Oleh : Emil Apriani
Wacana-edukasi.com, SURAT PEMBACA– Baru-baru ini, perusahaan air minum Aqua menjadi sorotan publik setelah inspeksi dadakan atau sidak Gubernur Jawa Barat, Dedi Mulyadi ke PT Tirta Investama Aqua Pabrik, Subang viral di media sosial. Dalam inspeksi tersebut diketahui sumber air yang digunakan untuk air mineral kemasan Aqua berasal dari sumur bor. Fakta tersebut bertentangan dengan klaim iklan mereka yang mengatakan bahwa sumber mata air Aqua berasal dari pegunungan.
Namun di sisi lain, Danone Indonesia melalui keterangan resminya membuka suara terkait hal ini. Air Aqua berasal dari 19 sumber air pegunungan yang tersebar di seluruh Indonesia. Sumber air yang digunakan bukan berasal dari sumur bor biasa, tapi berasal dari akuiver dalam di kawasan pegunungan, bukan air permukaan atau air tanah dangkal (23/10/2025). Hal ini sontak menimbulkan kekhawatiran publik akan dampak pencemaran dan kerusakan ekologis akibat pemanfaatan air tanah secara besar-besaran.

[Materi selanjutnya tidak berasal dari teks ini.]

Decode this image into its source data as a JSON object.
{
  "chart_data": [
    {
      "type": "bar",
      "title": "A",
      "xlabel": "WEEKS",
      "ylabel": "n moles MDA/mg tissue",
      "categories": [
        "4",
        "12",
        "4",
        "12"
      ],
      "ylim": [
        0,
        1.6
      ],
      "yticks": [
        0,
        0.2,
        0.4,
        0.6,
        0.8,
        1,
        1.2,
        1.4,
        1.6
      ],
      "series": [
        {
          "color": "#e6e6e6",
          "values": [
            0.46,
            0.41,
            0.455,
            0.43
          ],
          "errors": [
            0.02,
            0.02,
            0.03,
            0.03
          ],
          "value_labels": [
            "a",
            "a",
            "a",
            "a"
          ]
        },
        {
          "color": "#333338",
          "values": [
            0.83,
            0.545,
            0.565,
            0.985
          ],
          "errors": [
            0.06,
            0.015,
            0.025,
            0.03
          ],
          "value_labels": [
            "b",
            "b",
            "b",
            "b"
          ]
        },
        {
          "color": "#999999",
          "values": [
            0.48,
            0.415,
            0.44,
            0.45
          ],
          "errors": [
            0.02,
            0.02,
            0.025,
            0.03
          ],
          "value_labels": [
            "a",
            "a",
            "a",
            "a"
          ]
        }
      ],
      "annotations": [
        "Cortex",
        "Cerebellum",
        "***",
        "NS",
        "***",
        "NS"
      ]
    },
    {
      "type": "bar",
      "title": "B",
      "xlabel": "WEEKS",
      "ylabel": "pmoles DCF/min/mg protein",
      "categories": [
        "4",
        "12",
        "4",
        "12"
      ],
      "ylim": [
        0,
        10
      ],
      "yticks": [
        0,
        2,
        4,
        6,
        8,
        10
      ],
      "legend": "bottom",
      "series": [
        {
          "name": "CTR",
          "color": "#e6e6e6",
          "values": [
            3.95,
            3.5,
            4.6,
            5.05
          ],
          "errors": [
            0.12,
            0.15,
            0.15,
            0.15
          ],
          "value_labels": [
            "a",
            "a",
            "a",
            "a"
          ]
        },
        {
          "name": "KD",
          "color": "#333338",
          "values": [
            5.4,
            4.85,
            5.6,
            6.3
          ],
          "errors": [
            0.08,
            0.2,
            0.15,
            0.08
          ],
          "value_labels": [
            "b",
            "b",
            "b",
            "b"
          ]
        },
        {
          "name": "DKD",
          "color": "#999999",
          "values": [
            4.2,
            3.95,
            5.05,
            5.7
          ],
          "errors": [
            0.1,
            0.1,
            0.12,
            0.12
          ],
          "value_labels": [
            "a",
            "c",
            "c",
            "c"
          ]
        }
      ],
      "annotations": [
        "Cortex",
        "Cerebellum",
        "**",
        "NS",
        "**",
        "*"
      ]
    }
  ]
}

Pengambilan akuiver dalam secara berlebihan oleh perusahaan air minum sebenarnya akan berdampak serius terhadap keseimbangan lingkungan. Seperti penurunan muka air tanah yang signifikan. Pengeboran air tanah terlalu dalam dapat menyebabkan pergeseran tanah dan longsor. Sumber mata air alami hilang karena disedot oleh pipa perusahaan bahkan bisa meningkatkan potensi amblesan tanah. Ironisnya, akses terhadap air bersih justru tidak merata di sekitar kawasan tersebut. Sebagian masyarakat harus menghadapi kesulitan untuk memperoleh air layak konsumsi, terutama saat musim kemarau.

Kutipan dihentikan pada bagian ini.